La Pietà : La 13e station (la descente de croix, ou Pietà) se voulait aussi monumentale mais ne pourra être mise en place, à cause de la guerre, qu'en 1932. Sa construction est confiée à Marthe Spitzer, une juive convertie que le père Vayssière avait rencontrée à la Sainte-Baume (à la maison Nazareth) à l'occasion d'un rassemblement judéo-chrétien organisé par le père Alterman, proche de Jacques Maritain. Le projet n'alla pas sans souffrances et pris plusieurs années. La sculpture en bronze fondue par Rudier fut d'abord exposée pendant quelques semaines sur le parvis de la Madeleine à Paris, puis chargée sur un wagon de chemin de fer. Arrivée dans la petite gare de Saint-Zacharie, la Pietà fut tirée par des chevaux jusqu'au pied de la grotte et enfin, montée dans les escaliers à l'aide de rouleaux, de madriers et de palans.
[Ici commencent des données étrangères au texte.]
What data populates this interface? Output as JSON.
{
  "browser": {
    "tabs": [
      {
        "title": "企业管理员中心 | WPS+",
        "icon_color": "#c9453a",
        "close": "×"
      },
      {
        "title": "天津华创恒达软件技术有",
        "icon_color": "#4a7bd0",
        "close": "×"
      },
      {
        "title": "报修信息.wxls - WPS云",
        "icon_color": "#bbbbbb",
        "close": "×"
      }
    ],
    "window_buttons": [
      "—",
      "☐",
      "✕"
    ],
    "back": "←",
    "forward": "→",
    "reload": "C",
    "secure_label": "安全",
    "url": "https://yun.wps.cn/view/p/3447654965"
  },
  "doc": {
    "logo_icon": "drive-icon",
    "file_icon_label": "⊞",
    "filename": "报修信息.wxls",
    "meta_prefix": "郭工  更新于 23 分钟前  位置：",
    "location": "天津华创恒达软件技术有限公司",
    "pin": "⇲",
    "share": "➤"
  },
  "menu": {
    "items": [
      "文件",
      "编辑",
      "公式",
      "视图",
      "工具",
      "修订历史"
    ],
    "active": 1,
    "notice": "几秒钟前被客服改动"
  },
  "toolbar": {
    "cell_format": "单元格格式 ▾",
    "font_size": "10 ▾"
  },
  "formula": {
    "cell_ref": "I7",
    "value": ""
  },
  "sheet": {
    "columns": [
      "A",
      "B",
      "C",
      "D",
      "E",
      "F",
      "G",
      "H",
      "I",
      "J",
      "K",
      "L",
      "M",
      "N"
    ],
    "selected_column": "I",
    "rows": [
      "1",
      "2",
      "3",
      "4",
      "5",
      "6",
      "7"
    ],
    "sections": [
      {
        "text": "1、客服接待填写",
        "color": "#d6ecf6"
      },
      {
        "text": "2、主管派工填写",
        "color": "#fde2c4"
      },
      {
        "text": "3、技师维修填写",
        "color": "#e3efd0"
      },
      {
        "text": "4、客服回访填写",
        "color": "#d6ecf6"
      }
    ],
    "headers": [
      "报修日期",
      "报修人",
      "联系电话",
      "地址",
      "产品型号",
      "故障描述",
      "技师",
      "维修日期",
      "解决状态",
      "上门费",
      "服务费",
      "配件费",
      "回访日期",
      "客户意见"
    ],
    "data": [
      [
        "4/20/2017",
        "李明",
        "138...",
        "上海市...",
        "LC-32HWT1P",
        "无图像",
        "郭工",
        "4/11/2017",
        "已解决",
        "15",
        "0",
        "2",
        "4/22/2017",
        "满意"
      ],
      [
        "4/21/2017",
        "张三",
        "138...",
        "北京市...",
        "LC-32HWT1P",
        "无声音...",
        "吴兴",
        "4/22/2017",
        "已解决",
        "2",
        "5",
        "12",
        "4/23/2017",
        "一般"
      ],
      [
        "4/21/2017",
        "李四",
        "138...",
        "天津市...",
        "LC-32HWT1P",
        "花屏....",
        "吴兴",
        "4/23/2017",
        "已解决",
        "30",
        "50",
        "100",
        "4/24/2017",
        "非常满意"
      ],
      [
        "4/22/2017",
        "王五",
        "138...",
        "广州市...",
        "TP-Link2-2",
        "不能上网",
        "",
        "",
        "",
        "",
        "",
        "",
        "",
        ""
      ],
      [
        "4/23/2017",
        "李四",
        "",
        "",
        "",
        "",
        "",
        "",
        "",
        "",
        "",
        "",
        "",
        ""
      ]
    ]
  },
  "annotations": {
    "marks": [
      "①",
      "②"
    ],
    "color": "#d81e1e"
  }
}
Les hommes de la région qui participèrent à l'opération racontaient que l'exploit demanda plus d'une semaine de travail.
Les vitraux :
Sept verrières éclairent la grotte d'une lumière douce et subtile, propice au recueillement et à la prière. Retraçant l'itinéraire évangélique de Marie-Madeleine, ils ont été réalisés et posés de 1977 à 1983 par Pierre Petit dit "Tourangeau, le Disciple de la Lumière", compagnon de l'Union Compagnonnique des Devoirs Unis. À l'instar des grandes verrières des cathédrales des XIIe et XIIIe siècles, celles-ci s'efforcent d'écrire quelques nouvelles pages de la "Bible des Pauvres", mêlant symboles chrétiens et compagnonniques dans une association de formes modernes et de couleurs traditionnelles.
Pèlerinages
Les pèlerinages à la Sainte-Baume n'ont jamais cessé y compris durant les années noires de la Révolution. Plusieurs fois ravagée mais toujours reconstruite, la Baume a traversé toutes les époques. On y verra des papes : Étienne VI (816) suivi par Jean VIII (878) et plus tard, tous ceux d'Avignon. Des têtes couronnées, bien sûr : Saint-Louis à son retour de croisade (1254), François 1er et la reine Claude (1516), Louis XIII (1622) ou Louis XIV accompagné d'Anne d'Autriche et de Mazarin (1660), ou encore Christine de Suède (1658) ou Marie-Christine d'Espagne (1840). Catherine de Médicis y amènera le jeune Charles IX (1564) ; certains souverains s'y donneront même rendez-vous ; ainsi, le même jour, Philippe VI de Valois, roi de France, Alphonse IV d'Aragon, Hugues de Chypre et Jean de Luxembourg, roi de Bohème, se retrouveront à la Grotte (1332). La plupart des comtes de Provence y viendront, souvent plusieurs fois. Sainte Brigitte de Suède, en route vers Saint-Jacques de Compostelle, viendra à la SainteBaume en 1341. De très nombreuses personnalités civiles ou religieuses viendront aussi se recueillir à la Grotte comme les poètes Pétrarque ou Mistral (1860) ou encore Charles de Foucauld (1900) ; certains y laisseront, au contraire, un mauvais souvenir : le maréchal Brune détruira la Grotte en 1814. Il périt misérablement quelques jours plus tard à Avignon et son corps, jeté dans le Rhône, ne fut jamais retrouvé. Mais la piété des Provençaux et les libéralités de Louis XVIII restaurèrent le sanctuaire. Pie VII accorda de nouveau l'indulgence plénière aux pèlerins qui visiteraient la grotte de sainte Marie-Madeleine aux fêtes de Pentecôte, de sainte Madeleine, de saint Louis, de saint Maximin et de l'Exaltation de la Croix. Sept oratoires jalonnaient le chemin d'accès, dit "des Roys", depuis la chapelle de la Miséricorde (Nansles-Pins) jusqu'à celles des Parisiens et du Saint-Pilon au sommet de la falaise (sur le territoire de Riboux). Édifiés en 1516 à la suite du pèlerinage de François 1er, trois d'entre eux nous sont parvenus. Restaurés en 2009 par les Compagnons du Devoir, ils sont classés Monuments Historiques.